(718h) Synthesis and Characterization of An Antibiotic Hydrogel Wound Dressing Containing Covalently-Linked Vancomycin

Authors: 
Vasilakes, A. L. - Presenter, University of Kentucky
Puleo, D. A., University of Kentucky
Hilt, J. Z., University of Kentucky
Dziubla, T. D., University of Kentucky



While
localized antibiotic therapy is a logical solution for treating surgical
infection sites, if the delivery matrix is depleted of antibiotics, the
resulting empty polymer becomes an ideal structure for harboring the growth of bacterial
biofilms.

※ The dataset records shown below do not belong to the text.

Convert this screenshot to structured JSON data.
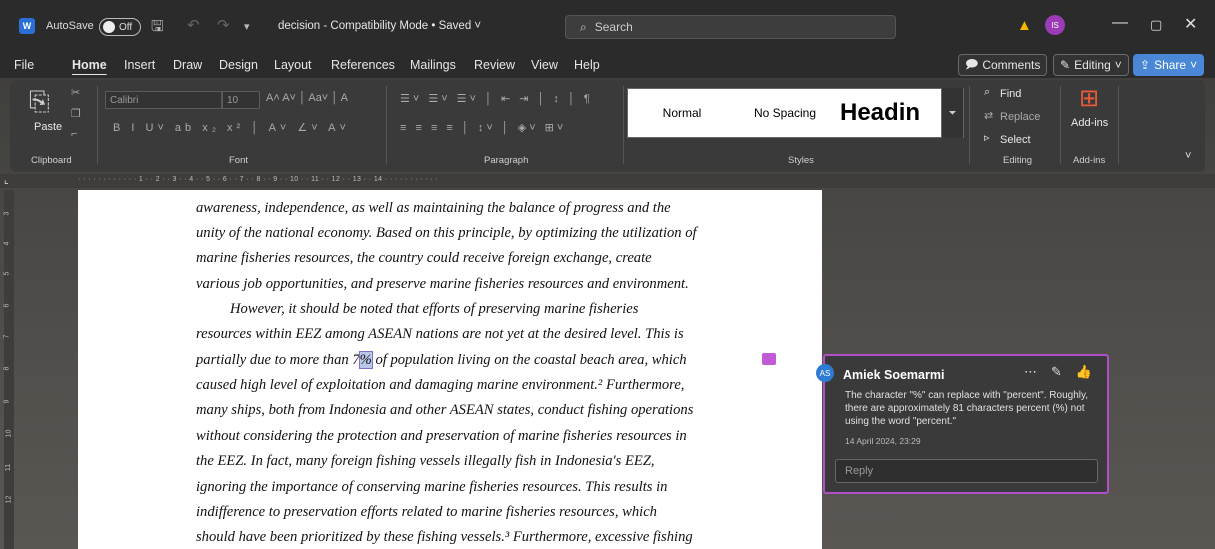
{
  "titlebar": {
    "logo": "W",
    "autosave_label": "AutoSave",
    "autosave_state": "Off",
    "doc_title": "decision  -  Compatibility Mode • Saved ˅",
    "search_placeholder": "Search",
    "user_initials": "IS"
  },
  "menu": {
    "items": [
      "File",
      "Home",
      "Insert",
      "Draw",
      "Design",
      "Layout",
      "References",
      "Mailings",
      "Review",
      "View",
      "Help"
    ],
    "comments_label": "Comments",
    "editing_label": "Editing",
    "share_label": "Share"
  },
  "ribbon": {
    "paste_label": "Paste",
    "clipboard_label": "Clipboard",
    "font_name": "Calibri",
    "font_size": "10",
    "font_label": "Font",
    "paragraph_label": "Paragraph",
    "styles": [
      "Normal",
      "No Spacing",
      "Headin"
    ],
    "styles_label": "Styles",
    "find_label": "Find",
    "replace_label": "Replace",
    "select_label": "Select",
    "editing_group_label": "Editing",
    "addins_label": "Add-ins",
    "addins_group_label": "Add-ins"
  },
  "ruler": {
    "text": "·  ·  ·  ·  ·  ·  ·  ·  ·  ·  ·  ·  1  ·  ·  2  ·  ·  3  ·  ·  4  ·  ·  5  ·  ·  6  ·  ·  7  ·  ·  8  ·  ·  9  ·  ·  10  ·  ·  11  ·  ·  12  ·  ·  13  ·  ·  14  ·  ·  ·  ·  ·  ·  ·  ·  ·  ·  ·",
    "vertical": [
      "3",
      "4",
      "5",
      "6",
      "7",
      "8",
      "9",
      "10",
      "11",
      "12"
    ]
  },
  "document": {
    "lines": [
      "awareness, independence, as well as maintaining the balance of progress and the",
      "unity of the national economy. Based on this principle, by optimizing the utilization of",
      "marine fisheries resources, the country could receive foreign exchange, create",
      "various job opportunities, and preserve marine fisheries resources and environment.",
      "However, it should be noted that efforts of preserving marine fisheries",
      "resources within EEZ among ASEAN nations are not yet at the desired level. This is",
      "caused high level of exploitation and damaging marine environment.² Furthermore,",
      "many ships, both from Indonesia and other ASEAN states, conduct fishing operations",
      "without considering the protection and preservation of marine fisheries resources in",
      "the EEZ. In fact, many foreign fishing vessels illegally fish in Indonesia's EEZ,",
      "ignoring the importance of conserving marine fisheries resources. This results in",
      "indifference to preservation efforts related to marine fisheries resources, which",
      "should have been prioritized by these fishing vessels.³ Furthermore, excessive fishing"
    ],
    "highlight_line_before": "partially due to more than 7",
    "highlight_text": "%",
    "highlight_line_after": " of population living on the coastal beach area, which"
  },
  "comment": {
    "initials": "AS",
    "author": "Amiek Soemarmi",
    "body": "The character \"%\" can replace with \"percent\". Roughly, there are approximately 81 characters percent (%) not using the word \"percent.\"",
    "date": "14 April 2024, 23:29",
    "reply_placeholder": "Reply"
  }
}
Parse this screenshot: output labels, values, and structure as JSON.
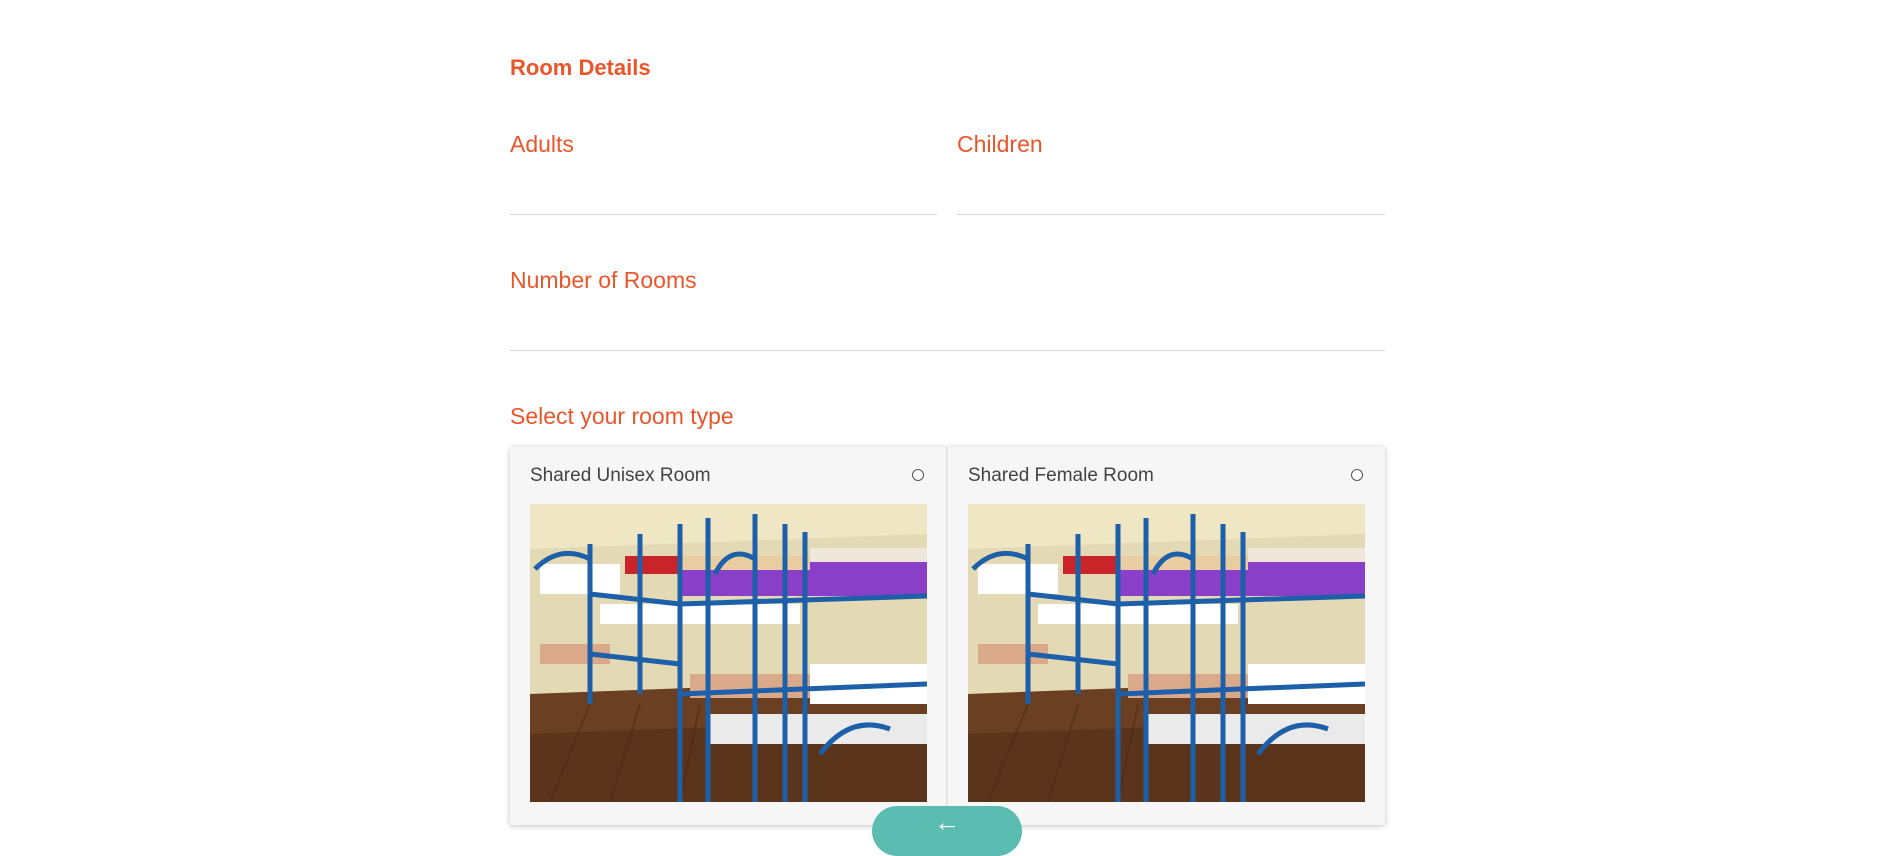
{
  "form": {
    "section_title": "Room Details",
    "adults": {
      "label": "Adults",
      "value": "",
      "placeholder": ""
    },
    "children": {
      "label": "Children",
      "value": "",
      "placeholder": ""
    },
    "rooms": {
      "label": "Number of Rooms",
      "value": "",
      "placeholder": ""
    },
    "room_type_label": "Select your room type",
    "room_types": [
      {
        "name": "Shared Unisex Room",
        "selected": false,
        "image": "bunk-beds-photo"
      },
      {
        "name": "Shared Female Room",
        "selected": false,
        "image": "bunk-beds-photo"
      }
    ]
  },
  "footer": {
    "back_icon": "arrow-left-icon",
    "back_glyph": "←"
  },
  "colors": {
    "accent": "#e8562a",
    "button": "#5bbcb2"
  }
}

As such, the exact tuning of release with dose and residence time of
the depot matrix is required to avoid this mode of infection re-emergence. One
method to match release with polymer degradation is the covalent incorporation
of the drug into the backbone structure of the polymer. Antibiotics that
contain primary or secondary amines can be readily incorporated into a poly(beta-amino ester) (PBAE) polymer via Michael-Addition
reaction. However, the degradation product will be a new chemical entity,
requiring reevaluation of function and structure. In this work, we evaluated
vancomycin incorporation into PBAE polymers. Degradation studies were performed
and the products of degradation were verified via HPLC and mass spectroscopy. Comparing
the hydrogel degradation profile to that of vancomycin release, the covalently-linked
vancomycin had a reduction in burst release and followed the degradation trend
more closely than the freely-loaded system. Through variation of hydrophobic:hydrophilic content of the hydrogels, degradation rates were
achieved between five days and three weeks. This degradation translated to
vancomycin release rates between five days and three weeks, respectively, which
was contrary to the freely-loaded system which exhausted their payload up to ten
days earlier for the same degradation period. Kirby-Bauer assays indicated antibacterial
activity of vancomycin release products against S. aureus.